一歩

 私の好きな物語の一つ、ミヒャエル・エンデの『モモ』の中に、ペッポという人が出てきます。モモの親友で、道路掃除が仕事です。その掃除のやり方が印象深いのです。
 ペッポは、割り当てられた通りをゆっくりとていねいに掃いて行きます。一歩進んでは息を深く吸って一掃きし、また一歩進んでは息を吸って一掃きします。そして、たびたび短い休憩をとり、何か考える様子で遠くの方を見ます。
 ある時ペッポは、モモに話します。
「長い長い通りを前にしている時、それがとほうもなく長く感じられて、とても最後まで掃き終えることはできないと思うことがある。そこで急ぎだす。もっと速くもっと速く。ところが、何度目を上げても、前と同じくらい残っているように見える。そこで、さらに急ごうとして、気が狂ったように働く。そして結局は、すっかり息が切れて、続けることができなくなる。

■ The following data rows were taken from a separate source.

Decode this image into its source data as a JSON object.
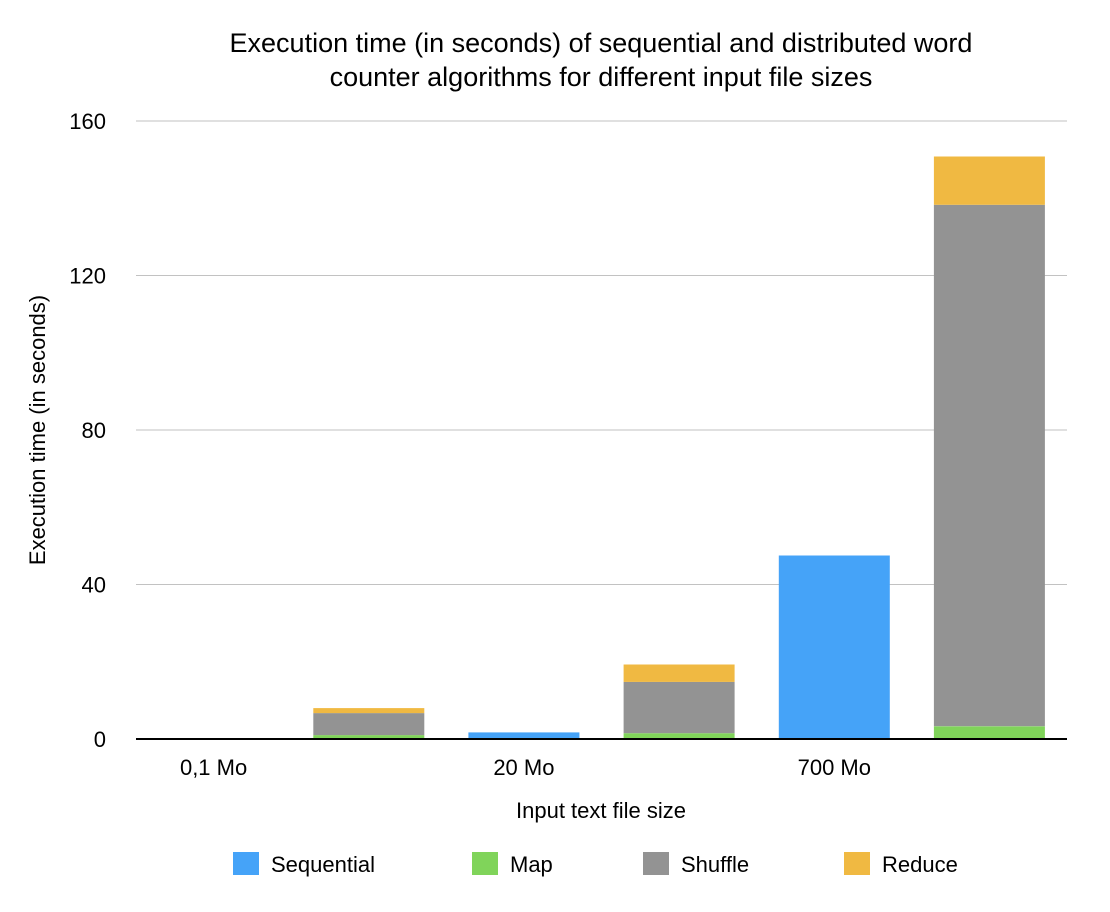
{
  "chart_data": {
    "type": "bar",
    "stacked": true,
    "title_lines": [
      "Execution time (in seconds) of sequential and distributed word",
      "counter algorithms for different input file sizes"
    ],
    "xlabel": "Input text file size",
    "ylabel": "Execution time (in seconds)",
    "ylim": [
      0,
      160
    ],
    "yticks": [
      0,
      40,
      80,
      120,
      160
    ],
    "grid": true,
    "legend_position": "bottom",
    "categories": [
      "0,1 Mo",
      "20 Mo",
      "700 Mo"
    ],
    "bars": [
      {
        "category": "0,1 Mo",
        "algorithm": "Sequential",
        "stack": [
          {
            "series": "Sequential",
            "value": 0.0
          }
        ]
      },
      {
        "category": "0,1 Mo",
        "algorithm": "Distributed",
        "stack": [
          {
            "series": "Map",
            "value": 1.0
          },
          {
            "series": "Shuffle",
            "value": 5.7
          },
          {
            "series": "Reduce",
            "value": 1.3
          }
        ]
      },
      {
        "category": "20 Mo",
        "algorithm": "Sequential",
        "stack": [
          {
            "series": "Sequential",
            "value": 1.7
          }
        ]
      },
      {
        "category": "20 Mo",
        "algorithm": "Distributed",
        "stack": [
          {
            "series": "Map",
            "value": 1.5
          },
          {
            "series": "Shuffle",
            "value": 13.3
          },
          {
            "series": "Reduce",
            "value": 4.5
          }
        ]
      },
      {
        "category": "700 Mo",
        "algorithm": "Sequential",
        "stack": [
          {
            "series": "Sequential",
            "value": 47.5
          }
        ]
      },
      {
        "category": "700 Mo",
        "algorithm": "Distributed",
        "stack": [
          {
            "series": "Map",
            "value": 3.3
          },
          {
            "series": "Shuffle",
            "value": 135.0
          },
          {
            "series": "Reduce",
            "value": 12.5
          }
        ]
      }
    ],
    "series": [
      {
        "name": "Sequential",
        "color": "#45a3f8"
      },
      {
        "name": "Map",
        "color": "#80d45a"
      },
      {
        "name": "Shuffle",
        "color": "#939393"
      },
      {
        "name": "Reduce",
        "color": "#f0b942"
      }
    ],
    "grid_color": "#c2c2c2",
    "axis_color": "#000000"
  }
}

決して通り全体のことを考えてはならない。ただ次の一歩、次の一息、次の一掃きだけに心を集中すれば良い。それが、仕事を楽しむこつだ。
そしてある時、いつの間にか通り全体がきれいになっていることに気がつく。しかも、息が切れていない。」(筆者訳)
 山も、ふもとから頂上を見上げると、とてもあんなに高いところまで登れないと感じることがあります。しかし、呼吸のリズムに合わせて、一歩ずつ足を運んでいるうちに、いつの間にかふもとの家々が小さくなっていることに気がつきます。そんな歩き方なら、頂上に立つことは、目的というより、そこに至るひと時ひと時を味わい楽しむことの結果になるように思います。
 以前、本の翻訳をしていた時に、あと何ページ残っているのか、たびたび数えていたことを思い出します。早く終えたくて、いつもより仕事がはかどる日に、決めたページ数以上に進めると、次の日に「きのう予定より進んだから、一日くらい休んでも大丈夫」という気持ちになりがちです。すると、その翌日には仕事を始めるのがおっくうになってしまいます。一日で無理なくできるのはどれくらいか考えて決めたら、呼吸のように同じペースで続けるのが、私の経験では、仕事が着実に進む、そして結局は一番速く進む方法のようです。
 人生も、毎日の小さなことの積み重ねなら、望む結果を早く得たいと焦るより、今できること必要なことの一つ一つに、心をつくし力をつくして取り組むことが、目指すことに近づく最も着実な道なのではないでしょうか。